| On the counter

The silent death of Stefano Bonilli

-

La mattina di lunedì 4 agosto ho appreso attraverso un comunicato Ansa, che il famoso giornalista Stefano Bonilli, ci ha lasciato, se ne è andato all’improvviso per un infarto la sera di domenica 3. Sono rimasta colpita, aveva poco più della mia età e lo conoscevo, se pur superficialmente, da 30 anni.

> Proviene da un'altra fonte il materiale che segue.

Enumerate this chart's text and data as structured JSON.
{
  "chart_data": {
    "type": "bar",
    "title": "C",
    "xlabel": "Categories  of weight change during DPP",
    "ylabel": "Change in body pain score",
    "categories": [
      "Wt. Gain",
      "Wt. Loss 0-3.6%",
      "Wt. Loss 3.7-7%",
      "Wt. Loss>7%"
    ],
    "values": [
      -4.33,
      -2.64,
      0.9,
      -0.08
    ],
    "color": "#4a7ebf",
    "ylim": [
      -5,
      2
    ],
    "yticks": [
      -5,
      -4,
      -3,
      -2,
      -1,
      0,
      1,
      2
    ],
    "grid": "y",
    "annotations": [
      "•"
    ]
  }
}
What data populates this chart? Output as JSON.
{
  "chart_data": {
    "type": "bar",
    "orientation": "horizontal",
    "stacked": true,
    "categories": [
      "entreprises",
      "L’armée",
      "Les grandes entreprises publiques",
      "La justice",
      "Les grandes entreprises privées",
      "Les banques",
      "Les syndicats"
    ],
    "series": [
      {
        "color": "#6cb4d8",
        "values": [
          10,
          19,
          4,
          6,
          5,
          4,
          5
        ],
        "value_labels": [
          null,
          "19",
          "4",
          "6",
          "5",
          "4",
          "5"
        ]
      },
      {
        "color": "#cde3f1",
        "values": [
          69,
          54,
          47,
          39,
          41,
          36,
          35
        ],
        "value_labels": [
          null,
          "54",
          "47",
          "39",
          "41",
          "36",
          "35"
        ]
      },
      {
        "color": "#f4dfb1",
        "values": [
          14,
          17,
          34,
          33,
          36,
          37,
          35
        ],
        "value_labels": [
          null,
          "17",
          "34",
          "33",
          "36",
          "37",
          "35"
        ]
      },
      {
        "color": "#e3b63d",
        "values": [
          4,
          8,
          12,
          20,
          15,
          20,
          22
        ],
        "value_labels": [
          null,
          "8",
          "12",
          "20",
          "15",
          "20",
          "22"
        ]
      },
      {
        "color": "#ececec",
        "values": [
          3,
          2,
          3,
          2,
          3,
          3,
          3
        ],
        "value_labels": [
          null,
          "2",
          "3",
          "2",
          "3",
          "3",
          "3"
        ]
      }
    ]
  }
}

Durante tutta la giornata tra un incontro di lavoro e una riunione, nei tratti di strada che mi separavano tra un appuntamento e l’altro, cercavo su internet qualche notizia in più, senza trovarne. Il pensiero correva lontano nel tempo, alla metà degli anni ottanta, quando ero direttore marketing della rivista La Gola, quando con Carlo Petrini si parlava di ridare dignità alla parola cibo, quando Gianni Sassi (forse qualcuno lo ricorda) realizzò il marchietto dell’Arcigola, e Slow Food era solo un pensiero che non aveva ancora preso corpo. Il Gambero Rosso muoveva i suoi primi passi come supplemento de Il Manifesto. Ricordo che Stefano quando passava da Milano ci veniva a trovare in redazione, due chiacchiere, un caffè, a volte un aperitivo all’allora famoso cocktail bar Lucky Bar.

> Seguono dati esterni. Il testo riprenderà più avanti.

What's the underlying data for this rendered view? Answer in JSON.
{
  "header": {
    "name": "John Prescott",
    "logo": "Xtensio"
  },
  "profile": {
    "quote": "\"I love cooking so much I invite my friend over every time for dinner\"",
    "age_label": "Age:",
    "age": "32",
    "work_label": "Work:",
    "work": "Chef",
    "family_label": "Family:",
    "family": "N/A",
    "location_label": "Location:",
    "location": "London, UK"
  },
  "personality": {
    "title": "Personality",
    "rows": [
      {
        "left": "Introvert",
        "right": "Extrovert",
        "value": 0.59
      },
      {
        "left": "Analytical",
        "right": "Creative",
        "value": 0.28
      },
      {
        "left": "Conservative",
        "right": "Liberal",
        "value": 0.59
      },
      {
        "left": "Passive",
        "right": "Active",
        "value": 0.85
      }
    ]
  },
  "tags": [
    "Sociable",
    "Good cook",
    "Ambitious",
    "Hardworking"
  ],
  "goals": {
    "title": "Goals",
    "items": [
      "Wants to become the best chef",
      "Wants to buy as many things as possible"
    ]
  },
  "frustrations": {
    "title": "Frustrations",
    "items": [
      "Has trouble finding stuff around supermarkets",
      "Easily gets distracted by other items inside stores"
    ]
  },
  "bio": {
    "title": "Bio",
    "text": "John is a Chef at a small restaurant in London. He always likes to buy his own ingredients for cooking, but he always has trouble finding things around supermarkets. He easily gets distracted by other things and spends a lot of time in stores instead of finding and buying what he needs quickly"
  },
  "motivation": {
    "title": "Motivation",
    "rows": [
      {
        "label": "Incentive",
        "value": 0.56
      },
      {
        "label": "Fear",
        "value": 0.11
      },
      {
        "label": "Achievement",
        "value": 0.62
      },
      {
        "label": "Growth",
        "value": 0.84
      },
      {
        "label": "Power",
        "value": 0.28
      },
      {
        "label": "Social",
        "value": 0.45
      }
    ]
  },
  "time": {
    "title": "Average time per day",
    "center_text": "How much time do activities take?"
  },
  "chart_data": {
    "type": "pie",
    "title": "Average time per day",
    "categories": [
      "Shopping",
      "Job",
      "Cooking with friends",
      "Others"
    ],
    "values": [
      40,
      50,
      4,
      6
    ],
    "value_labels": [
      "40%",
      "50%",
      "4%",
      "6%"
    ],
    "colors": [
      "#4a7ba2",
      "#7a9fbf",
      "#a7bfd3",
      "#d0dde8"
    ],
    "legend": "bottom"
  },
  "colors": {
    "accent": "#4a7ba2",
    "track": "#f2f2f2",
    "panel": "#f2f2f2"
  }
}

A volte in accordo, a volte in totale disaccordo, ma sempre uniti dalla consapevolezza dell’importanza di considerare il buon cibo e il buon bere parte essenziale della cultura dell’essere umano. In quegli anni di cultura enogastronomica non se ne parlava: Gianni Brera, Luigi Veronelli, Gianni Mura erano tra i pochi nomi che si sforzavano di dare visibilità a questo settore, a fare il cuoco non aspirava nessuno, gli chef famosi si contavano sulla punta delle dita di una sola mano, e il reparto libri di cucina nelle librerie era confinato in un piccolo scaffale, spesso quasi nascosto.

La sera di lunedì, rientrando a casa, ho cominciato a “smanettare” qui e là alla ricerca di notizie sulla sua morte e soprattutto sulla sua vita, ma nessuno ne parlava. Forse qualche tg mi è sfuggito, ma l’unico giornalista che ho sentito dare spazio a questa notizia è stato Enrico Mentana all’interno del tg serale de la7.

Ho pensato che essendo stata una morte improvvisa forse la sua biografia, il suo “coccodrillo” come lo chiamano i giornalisti, non era ancora pronto e che sicuramente nei giorni successivi sarebbe stato tributato a quest’uomo il giusto ricordo e riconoscimento per il valore alto che il suo impegno professionale ha avuto nel settore enogastronomico italiano, ma questo non è avvenuto.

Questa morte silenziosa, liquidata velocemente senza nemmeno un fitto passaparola, mi turba perché ancora una volta mi fa sospettare che per essere lodati da vivi e da morti si debba stare allineati e supini alla conformità del pensiero comune. Bonilli è stata una voce spesso scomoda, “fuori dal coro” come si suole dire, ma i suoi punti di vista, anche se non sempre condivisibili, non erano mai velleitari, erano sempre frutto di un pensiero profondo e coerente. E’ stata una figura di luci e di ombre e per questo a mio avviso, di rilievo e ricca di sfaccettature, ma soprattutto è stato un grande innovatore, un giornalista coraggioso, una figura di primo piano nella riqualificazione dell’intero settore enogastronomico e agroalimentare italiano. Tutto il settore, soprattutto quello produttivo di eccellenza di cui nessuno si occupava, ha trovato in lui una voce, una finestra di visibilità e di competenza, gli dobbiamo tutti molto, ma siamo una nazione con la memoria molto corta, sempre più corta, ormai non ci ricordiamo più nemmeno di chi ci ha lasciato solo una settimana fa.